Además, una parte de las investigaciones biológicas, geológicas y pedológicas  en la Amazonia ha sido financiada haciendo estudios de impacto ambiental para las concesiones petroleras o gasíferas.  

Fuera de las áreas protegidas, en las que la explotación sí está prohibida, es difícil justificar no extraer los hidrocarburos donde estos existen. Se trata de una oportunidad que no se repetirá en el futuro, cuando otras fuentes de energía más eficientes y limpias sean  descubiertas. Lo que realmente importa es que su extracción actual no comprometa el futuro.

Dourojeanni: “Los extractores en general se comportan muy mal, pero los peores son los llamados extractores informales. Con el pretexto de ser ‘pequeños’ o ‘pobres’ violan todas las leyes y hacen un daño ambiental y social tremendo. Pincha para saber más…

PC: ¿Cuántas especies animales y vegetales pueden verse perjudicadas por la extracción de crudo en esta zona?

R: Baste decir que la Amazonia, en especial en su parte andina, es el bioma más diverso del planeta. Si se incluyen invertebrados y otros animales  y vegetales “inferiores” se habla quizá de decenas de miles de especies por kilómetro cuadrado, y cuando son quemadas o envenenadas son totalmente eliminadas. Si la deforestación es sobre amplios frentes, la extinción de muchas especies es inevitable. Pero ni siquiera las hemos clasificado. No las conocemos. Es destrucción inconsciente y, peor, innecesaria.

PC:  ¿Por qué un asunto de esta magnitud no está más presente en los medios?

R: En realidad el asunto recibe mucha atención de los medios inclusive en los países amazónicos y, claro, también en Europa y en el Norte América. Periodistas ilustrados y sensibles abordan esos temas con mucha frecuencia, incluso semanalmente. Pero eso no impresiona a los gobernantes locales ni a la mayoría popular indiferente a casi todo lo que sea importante.

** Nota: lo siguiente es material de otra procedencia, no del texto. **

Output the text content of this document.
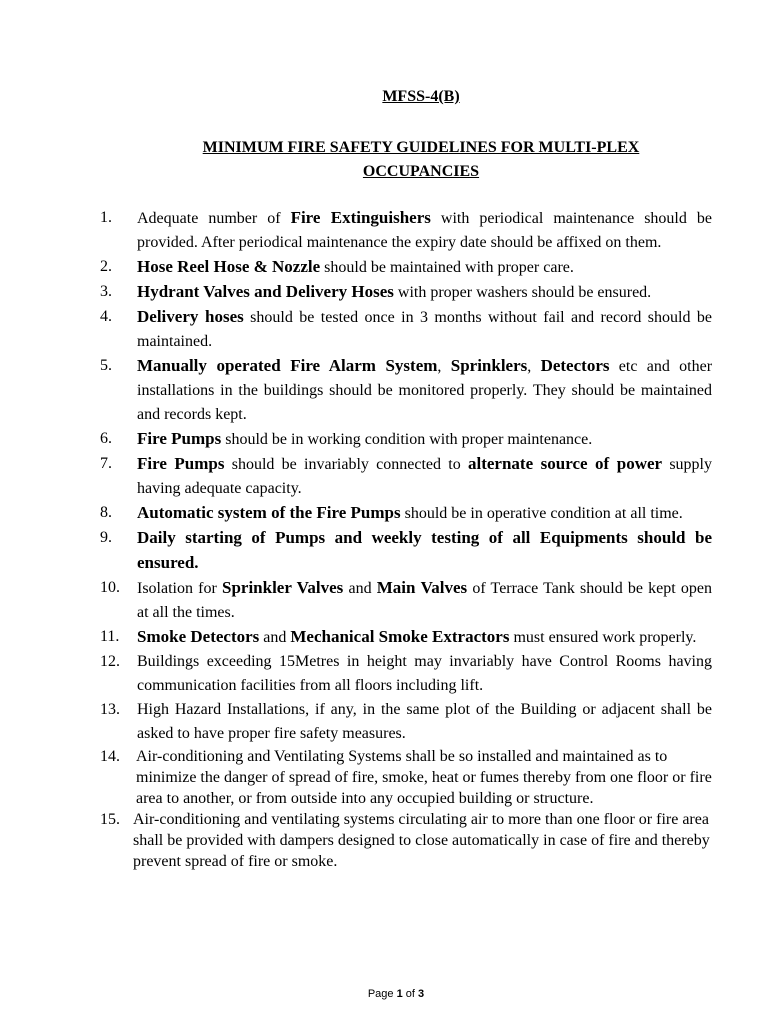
MFSS-4(B)
MINIMUM FIRE SAFETY GUIDELINES FOR MULTI-PLEX OCCUPANCIES
1. Adequate number of Fire Extinguishers with periodical maintenance should be provided. After periodical maintenance the expiry date should be affixed on them.
2. Hose Reel Hose & Nozzle should be maintained with proper care.
3. Hydrant Valves and Delivery Hoses with proper washers should be ensured.
4. Delivery hoses should be tested once in 3 months without fail and record should be maintained.
5. Manually operated Fire Alarm System, Sprinklers, Detectors etc and other installations in the buildings should be monitored properly. They should be maintained and records kept.
6. Fire Pumps should be in working condition with proper maintenance.
7. Fire Pumps should be invariably connected to alternate source of power supply having adequate capacity.
8. Automatic system of the Fire Pumps should be in operative condition at all time.
9. Daily starting of Pumps and weekly testing of all Equipments should be ensured.
10. Isolation for Sprinkler Valves and Main Valves of Terrace Tank should be kept open at all the times.
11. Smoke Detectors and Mechanical Smoke Extractors must ensured work properly.
12. Buildings exceeding 15Metres in height may invariably have Control Rooms having communication facilities from all floors including lift.
13. High Hazard Installations, if any, in the same plot of the Building or adjacent shall be asked to have proper fire safety measures.
14. Air-conditioning and Ventilating Systems shall be so installed and maintained as to minimize the danger of spread of fire, smoke, heat or fumes thereby from one floor or fire area to another, or from outside into any occupied building or structure.
15. Air-conditioning and ventilating systems circulating air to more than one floor or fire area shall be provided with dampers designed to close automatically in case of fire and thereby prevent spread of fire or smoke.
Page 1 of 3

La población de los países andinos y de Brasil se rebela con facilidad por cualquier tropiezo en el manejo del futbol, por el alza del costo del pasaje, el aumento del precio de los teléfonos celulares o la baja calidad de la señal. En cambio, los temas ambientales son de interés apenas de la élite intelectual a la que, obviamente, no pertenecen los políticos ni los votantes mayoritarios. O sea que, gracias a la baja calidad de la educación, inclusive la ambiental, hay más gente preocupada con el maltrato a perros y gatos que con el destino de las maravillosas y únicas especies de animales de la Amazonia o con los bosques  que son su hogar. Menos entienden la relación del bosque con el ciclo del agua o con el calentamiento global.

PC: ¿Es lógico pensar que existen aún rincones del Amazonas que todavía no hayan sido profanados por el hombre?

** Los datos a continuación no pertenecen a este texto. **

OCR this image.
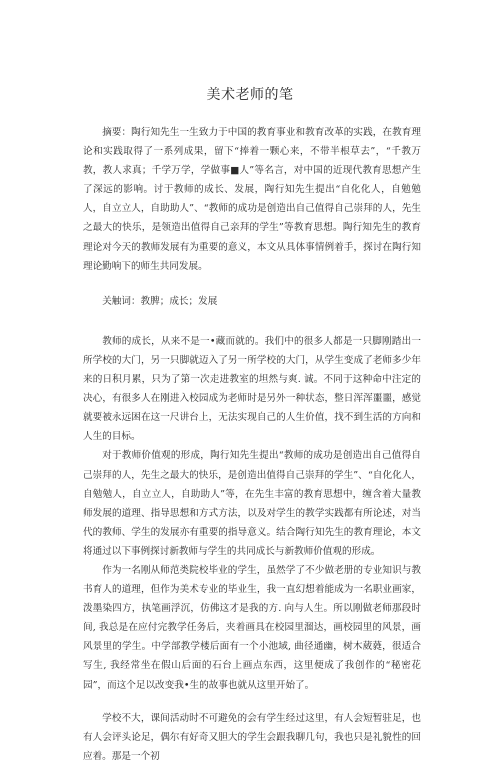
美术老师的笔

摘要：陶行知先生一生致力于中国的教育事业和教育改革的实践，在教育理论和实践取得了一系列成果，留下“捧着一颗心来，不带半根草去”，“千教万教，教人求真；千学万学，学做事■人”等名言，对中国的近现代教育思想产生了深远的影响。讨于教师的成长、发展，陶行知先生提出“自化化人，自勉勉人，自立立人，自助助人”、“教师的成功是创造出自己值得自己崇拜的人，先生之最大的快乐，是领造出值得自己亲拜的学生”等教育思想。陶行知先生的教育理论对今天的教师发展有为重要的意义，本文从具体事情例着手，探讨在陶行知理论勤响下的师生共同发展。

关触词：教脾；成长；发展

教师的成长，从来不是一•藏而就的。我们中的很多人都是一只脚刚踏出一所学校的大门，另一只脚就迈入了另一所学校的大门，从学生变成了老师多少年来的日积月累，只为了第一次走进教室的坦然与爽. 诚。不同于这种命中注定的决心，有很多人在刚进入校园成为老师时是另外一种状态，整日浑浑噩噩，感觉就要被永远困在这一尺讲台上，无法实现自己的人生价值，找不到生活的方向和人生的目标。

对于教师价值观的形成，陶行知先生提出“教师的成功是创造出自己值得自己崇拜的人，先生之最大的快乐，是创造出值得自己崇拜的学生”、“自化化人，自勉勉人，自立立人，自助助人”等，在先生丰富的教育思想中，缠含着大量教师发展的道理、指导思想和方式方法，以及对学生的教学实践都有所论述，对当代的教师、学生的发展亦有重要的指导意义。结合陶行知先生的教育理论，本文将通过以下事例探讨新教师与学生的共同成长与新教师价值观的形成。

作为一名刚从师范类院校毕业的学生，虽然学了不少做老册的专业知识与教书育人的道理，但作为美术专业的毕业生，我一直幻想着能成为一名职业画家，泼墨染四方，执笔画浮沉，仿佛这才是我的方. 向与人生。所以刚做老师那段时间, 我总是在应付完教学任务后，夹着画具在校园里溜达，画校园里的风景，画风景里的学生。中学部教学楼后面有一个小池域, 曲径通幽，树木葳蕤，很适合写生, 我经常坐在假山后面的石台上画点东西，这里便成了我创作的“秘密花园”，而这个足以改变我•生的故事也就从这里开始了。

学校不大，课间活动时不可避免的会有学生经过这里，有人会短暂驻足，也有人会评头论足，偶尔有好奇又胆大的学生会跟我聊几句，我也只是礼貌性的回应着。那是一个初
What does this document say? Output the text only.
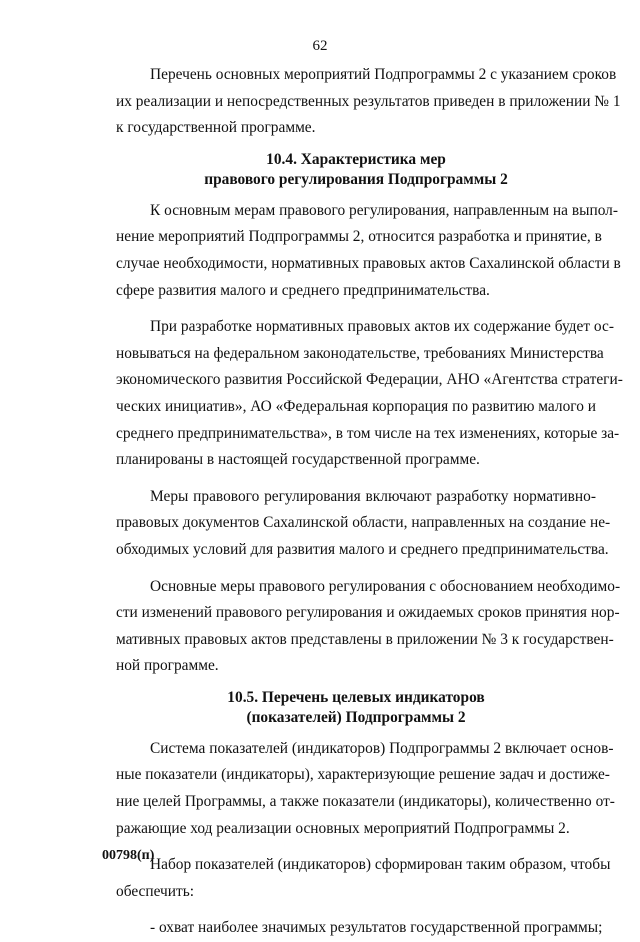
62

Перечень основных мероприятий Подпрограммы 2 с указанием сроков
их реализации и непосредственных результатов приведен в приложении № 1
к государственной программе.

10.4. Характеристика мер
правового регулирования Подпрограммы 2

К основным мерам правового регулирования, направленным на выпол-
нение мероприятий Подпрограммы 2, относится разработка и принятие, в
случае необходимости, нормативных правовых актов Сахалинской области в
сфере развития малого и среднего предпринимательства.

При разработке нормативных правовых актов их содержание будет ос-
новываться на федеральном законодательстве, требованиях Министерства
экономического развития Российской Федерации, АНО «Агентства стратеги-
ческих инициатив», АО «Федеральная корпорация по развитию малого и
среднего предпринимательства», в том числе на тех изменениях, которые за-
планированы в настоящей государственной программе.

Меры правового регулирования включают разработку нормативно-
правовых документов Сахалинской области, направленных на создание не-
обходимых условий для развития малого и среднего предпринимательства.

Основные меры правового регулирования с обоснованием необходимо-
сти изменений правового регулирования и ожидаемых сроков принятия нор-
мативных правовых актов представлены в приложении № 3 к государствен-
ной программе.

10.5. Перечень целевых индикаторов
(показателей) Подпрограммы 2

Система показателей (индикаторов) Подпрограммы 2 включает основ-
ные показатели (индикаторы), характеризующие решение задач и достиже-
ние целей Программы, а также показатели (индикаторы), количественно от-
ражающие ход реализации основных мероприятий Подпрограммы 2.

Набор показателей (индикаторов) сформирован таким образом, чтобы
обеспечить:

- охват наиболее значимых результатов государственной программы;

00798(п)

R: En términos realistas es probable que no exista más ningún lugar “no profanado” o “virgen”. Pero en mi caso, y como también han hecho otros, he pisado en lugares de la Amazonia que son idénticos a los que había antes que los ibéricos llegaran a la región, con árboles gigantes y animales que no huyen del hombre. Muchos están en los grandes parques nacionales, como en el Parque Nacional del Manu, en el Perú, en el que aún viven grupos indígenas no contactados, tan libres como hace un milenio, aunque ahora sienten la presión de sus pares, que fueron empujados dentro de esa área por la “civilización”.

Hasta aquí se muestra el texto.